“Essere giovane e non essere rivoluzionario è una contraddizione perfino biologica”. Salvador Allende
Gli occhi di Antonio su Massimo
Omicidio Rigante - Domattina in Questura l'atteso "faccia a faccia" tra il clan dei Ciarelli e gli amici di Domenico
L'INCIDENTE PROBATORIO IN QUESTURA - Domattina in Questura, nella sala dei birilli, si terrà il tanto atteso incidente probatorio (o confronto all'americana), disposto dal Pm Maria Michela Di Fine su richiesta del magistrato inquirente Salvatore Campochiaro. Lo scopo del Pm è quello di "cristallizare" i ricordi e fermare le prove su ciò che successe quella notte di morte (era il primo di Maggio) nell'appartamento di via Polacchi, in zona piazza Grue, tra i componenti della "spedizione mortale" e gli amici della vittima. Quella notte c'era sicuramente Massimo Ciarelli, 28 anni, rom pregiudicato, attualmente detenuto nel carcere di Vasto dopo una breve latitanza, che è stato indicato dalla sua vittima come colui che gli sparò il colpo mortale al fianco. «E' stato Massimo Ciarelli», ha detto ai sanitari del 118, negli ultimi istanti di vita, il 24enne papà di una bambina di pochi mesi e tifosissimo del Pescara. C'erano pure due pistole, una sicuramente una calibro 38, che è quella che ha esploso il colpo fatale. Poi, Massimo Ciarelli quella sera, a bordo della Fita 550 Abart, sequestrata dalla polizia, non era andato da solo. Per quel fatto vennero arrestati anche i cugini di Ciarelli: i fratelli Luigi (24), Angelo(23) e Antonio Ciarelli (23), attualmente detenuti nel carcere di San Donato a Pescara. Tutti devono rispondere di omicidio, tentato omicidio, porto abusivo di armi e violazione di domicilio.
I TIMORI DEL PM - Si legge nella richiesta del Pm, titolare dell'indagine: «ci sono particolari ragioni di urgenza, atteso che il passare del tempo potrà incidere negativamente sulla memoria dei testi chiamati alla ricognizione, produrre modificazioni, volontarie o meno, dell’aspetto e delle sembianze degli indagati sottoposti a misura cautelare per i fatti contestati, nonchè esporre i predetti testi al rischio di pressioni ed intimidazioni». Intanto l’avvocato Giovanni Metta, legale di Massimo Ciarelli, ha già annunciato che farà istanza di rimessione del processo, con conseguente trasferimento in Molise per competenza territoriale. «Il clima d’intimidazione che si è creato intorno alla vicenda processuale - ha detto il difensore, insieme all'avvocato Valentini - minerebbe la necessaria serenità dei Giudicanti». Le minacce subite dall’avvocato Luca Sarodi, professionista pescarese (che ha conseguentemente rinunciato al mandato difensivo ai Ciarelli) sono, in ordine di tempo, solo l’ultimo di una serie di atti ed episodi che segnano, per l’Avv. Metta, il punto di non ritorno.

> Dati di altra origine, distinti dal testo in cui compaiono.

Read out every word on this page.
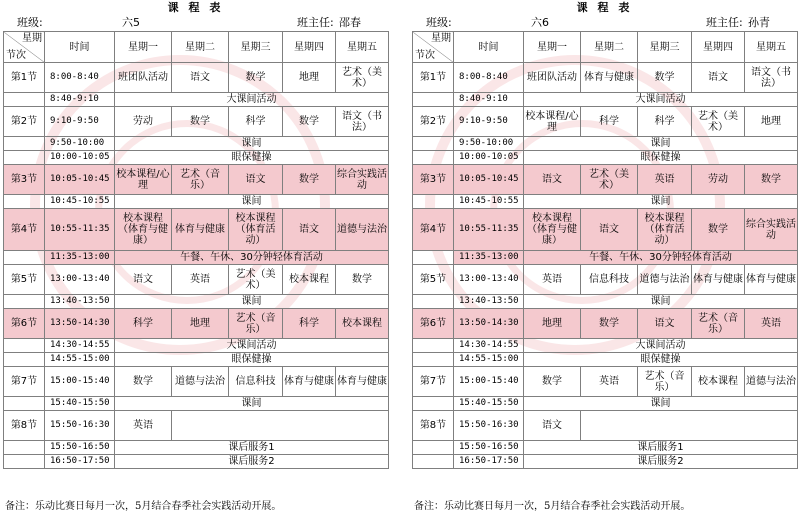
课 程 表
班级:	六5	班主任: 邵春
星期
节次	时间	星期一	星期二	星期三	星期四	星期五
第1节	8:00-8:40	班团队活动	语文	数学	地理	艺术（美术）
	8:40-9:10	大课间活动				
第2节	9:10-9:50	劳动	数学	科学	数学	语文（书法）
	9:50-10:00	课间				
	10:00-10:05	眼保健操				
第3节	10:05-10:45	校本课程/心理	艺术（音乐）	语文	数学	综合实践活动
	10:45-10:55	课间				
第4节	10:55-11:35	校本课程（体育与健康）	体育与健康	校本课程（体育活动）	语文	道德与法治
	11:35-13:00	午餐、午休、30分钟轻体育活动				
第5节	13:00-13:40	语文	英语	艺术（美术）	校本课程	数学
	13:40-13:50	课间				
第6节	13:50-14:30	科学	地理	艺术（音乐）	科学	校本课程
	14:30-14:55	大课间活动				
	14:55-15:00	眼保健操				
第7节	15:00-15:40	数学	道德与法治	信息科技	体育与健康	体育与健康
	15:40-15:50	课间				
第8节	15:50-16:30	英语				
	15:50-16:50	课后服务1				
	16:50-17:50	课后服务2				
课 程 表
班级:	六6	班主任: 孙青
星期
节次	时间	星期一	星期二	星期三	星期四	星期五
第1节	8:00-8:40	班团队活动	体育与健康	数学	语文	语文（书法）
	8:40-9:10	大课间活动				
第2节	9:10-9:50	校本课程/心理	科学	科学	艺术（美术）	地理
	9:50-10:00	课间				
	10:00-10:05	眼保健操				
第3节	10:05-10:45	语文	艺术（美术）	英语	劳动	数学
	10:45-10:55	课间				
第4节	10:55-11:35	校本课程（体育与健康）	语文	校本课程（体育活动）	数学	综合实践活动
	11:35-13:00	午餐、午休、30分钟轻体育活动				
第5节	13:00-13:40	英语	信息科技	道德与法治	体育与健康	体育与健康
	13:40-13:50	课间				
第6节	13:50-14:30	地理	数学	语文	艺术（音乐）	英语
	14:30-14:55	大课间活动				
	14:55-15:00	眼保健操				
第7节	15:00-15:40	数学	英语	艺术（音乐）	校本课程	道德与法治
	15:40-15:50	课间				
第8节	15:50-16:30	语文				
	15:50-16:50	课后服务1				
	16:50-17:50	课后服务2				
备注：乐动比赛日每月一次，5月结合春季社会实践活动开展。	备注：乐动比赛日每月一次，5月结合春季社会实践活动开展。
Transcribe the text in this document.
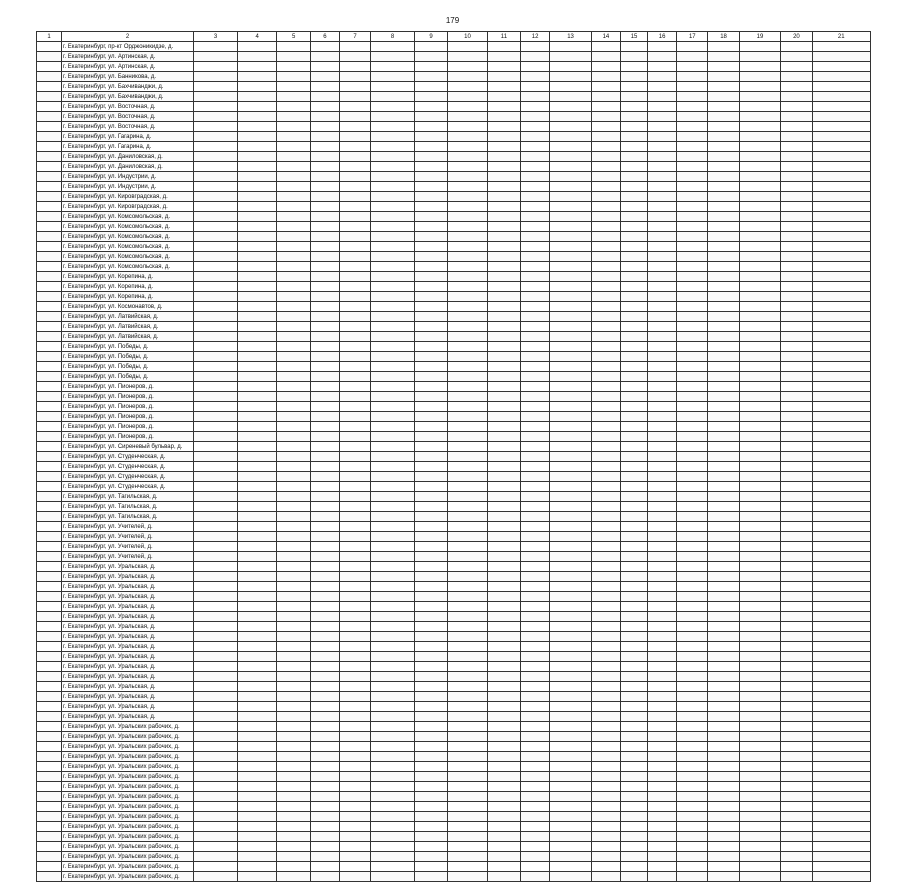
179
1	2	3	4	5	6	7	8	9	10	11	12	13	14	15	16	17	18	19	20	21
	г. Екатеринбург, пр-кт Орджоникидзе, д.																			
	г. Екатеринбург, ул. Артинская, д.																			
	г. Екатеринбург, ул. Артинская, д.																			
	г. Екатеринбург, ул. Банникова, д.																			
	г. Екатеринбург, ул. Бахчиванджи, д.																			
	г. Екатеринбург, ул. Бахчиванджи, д.																			
	г. Екатеринбург, ул. Восточная, д.																			
	г. Екатеринбург, ул. Восточная, д.																			
	г. Екатеринбург, ул. Восточная, д.																			
	г. Екатеринбург, ул. Гагарина, д.																			
	г. Екатеринбург, ул. Гагарина, д.																			
	г. Екатеринбург, ул. Даниловская, д.																			
	г. Екатеринбург, ул. Даниловская, д.																			
	г. Екатеринбург, ул. Индустрии, д.																			
	г. Екатеринбург, ул. Индустрии, д.																			
	г. Екатеринбург, ул. Кировградская, д.																			
	г. Екатеринбург, ул. Кировградская, д.																			
	г. Екатеринбург, ул. Комсомольская, д.																			
	г. Екатеринбург, ул. Комсомольская, д.																			
	г. Екатеринбург, ул. Комсомольская, д.																			
	г. Екатеринбург, ул. Комсомольская, д.																			
	г. Екатеринбург, ул. Комсомольская, д.																			
	г. Екатеринбург, ул. Комсомольская, д.																			
	г. Екатеринбург, ул. Корепина, д.																			
	г. Екатеринбург, ул. Корепина, д.																			
	г. Екатеринбург, ул. Корепина, д.																			
	г. Екатеринбург, ул. Космонавтов, д.																			
	г. Екатеринбург, ул. Латвийская, д.																			
	г. Екатеринбург, ул. Латвийская, д.																			
	г. Екатеринбург, ул. Латвийская, д.																			
	г. Екатеринбург, ул. Победы, д.																			
	г. Екатеринбург, ул. Победы, д.																			
	г. Екатеринбург, ул. Победы, д.																			
	г. Екатеринбург, ул. Победы, д.																			
	г. Екатеринбург, ул. Пионеров, д.																			
	г. Екатеринбург, ул. Пионеров, д.																			
	г. Екатеринбург, ул. Пионеров, д.																			
	г. Екатеринбург, ул. Пионеров, д.																			
	г. Екатеринбург, ул. Пионеров, д.																			
	г. Екатеринбург, ул. Пионеров, д.																			
	г. Екатеринбург, ул. Сиреневый бульвар, д.																			
	г. Екатеринбург, ул. Студенческая, д.																			
	г. Екатеринбург, ул. Студенческая, д.																			
	г. Екатеринбург, ул. Студенческая, д.																			
	г. Екатеринбург, ул. Студенческая, д.																			
	г. Екатеринбург, ул. Тагильская, д.																			
	г. Екатеринбург, ул. Тагильская, д.																			
	г. Екатеринбург, ул. Тагильская, д.																			
	г. Екатеринбург, ул. Учителей, д.																			
	г. Екатеринбург, ул. Учителей, д.																			
	г. Екатеринбург, ул. Учителей, д.																			
	г. Екатеринбург, ул. Учителей, д.																			
	г. Екатеринбург, ул. Уральская, д.																			
	г. Екатеринбург, ул. Уральская, д.																			
	г. Екатеринбург, ул. Уральская, д.																			
	г. Екатеринбург, ул. Уральская, д.																			
	г. Екатеринбург, ул. Уральская, д.																			
	г. Екатеринбург, ул. Уральская, д.																			
	г. Екатеринбург, ул. Уральская, д.																			
	г. Екатеринбург, ул. Уральская, д.																			
	г. Екатеринбург, ул. Уральская, д.																			
	г. Екатеринбург, ул. Уральская, д.																			
	г. Екатеринбург, ул. Уральская, д.																			
	г. Екатеринбург, ул. Уральская, д.																			
	г. Екатеринбург, ул. Уральская, д.																			
	г. Екатеринбург, ул. Уральская, д.																			
	г. Екатеринбург, ул. Уральская, д.																			
	г. Екатеринбург, ул. Уральская, д.																			
	г. Екатеринбург, ул. Уральских рабочих, д.																			
	г. Екатеринбург, ул. Уральских рабочих, д.																			
	г. Екатеринбург, ул. Уральских рабочих, д.																			
	г. Екатеринбург, ул. Уральских рабочих, д.																			
	г. Екатеринбург, ул. Уральских рабочих, д.																			
	г. Екатеринбург, ул. Уральских рабочих, д.																			
	г. Екатеринбург, ул. Уральских рабочих, д.																			
	г. Екатеринбург, ул. Уральских рабочих, д.																			
	г. Екатеринбург, ул. Уральских рабочих, д.																			
	г. Екатеринбург, ул. Уральских рабочих, д.																			
	г. Екатеринбург, ул. Уральских рабочих, д.																			
	г. Екатеринбург, ул. Уральских рабочих, д.																			
	г. Екатеринбург, ул. Уральских рабочих, д.																			
	г. Екатеринбург, ул. Уральских рабочих, д.																			
	г. Екатеринбург, ул. Уральских рабочих, д.																			
	г. Екатеринбург, ул. Уральских рабочих, д.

LA REAZIONE DELLA CITTA' - Il delitto di Domenico Rigante ha scoperto una pentola che bolliva da troppo tempo: quella della convivenza con i rom. Pochi giorni dopo l'omicidio venne organizzata una manifestazione di protesta, finita sui giornali come la "Marcia Anti-Rom", per spingere le Istituzione a prendere la situazione in pugno. «Non ci possiamo fare giustizia da soli», hanno detto alcuni degli organizzatori della manifestazione al sindaco di Pescara. Dalla sera del primo maggio qualcosa è cambiato per sempre: nei quartieri a rischio, come quello di Fontanelle e Rancitelli, la tacita convivenza, fatta di silenzi e complicità, non è piàùquella di prima. C'è un fatto nuovo. La gente ha meno paura di prima e denuncia le ingiustizie e le illegalità. Una prova di tutto ciò sono gli attentati agli attivisti dell'associazione "Insieme per Fontanelle", denunciate da Codici. Almeno in qualcosa la morte di Domenico Rigante ha assunto un senso ben preciso: quello del punto di non ritorno.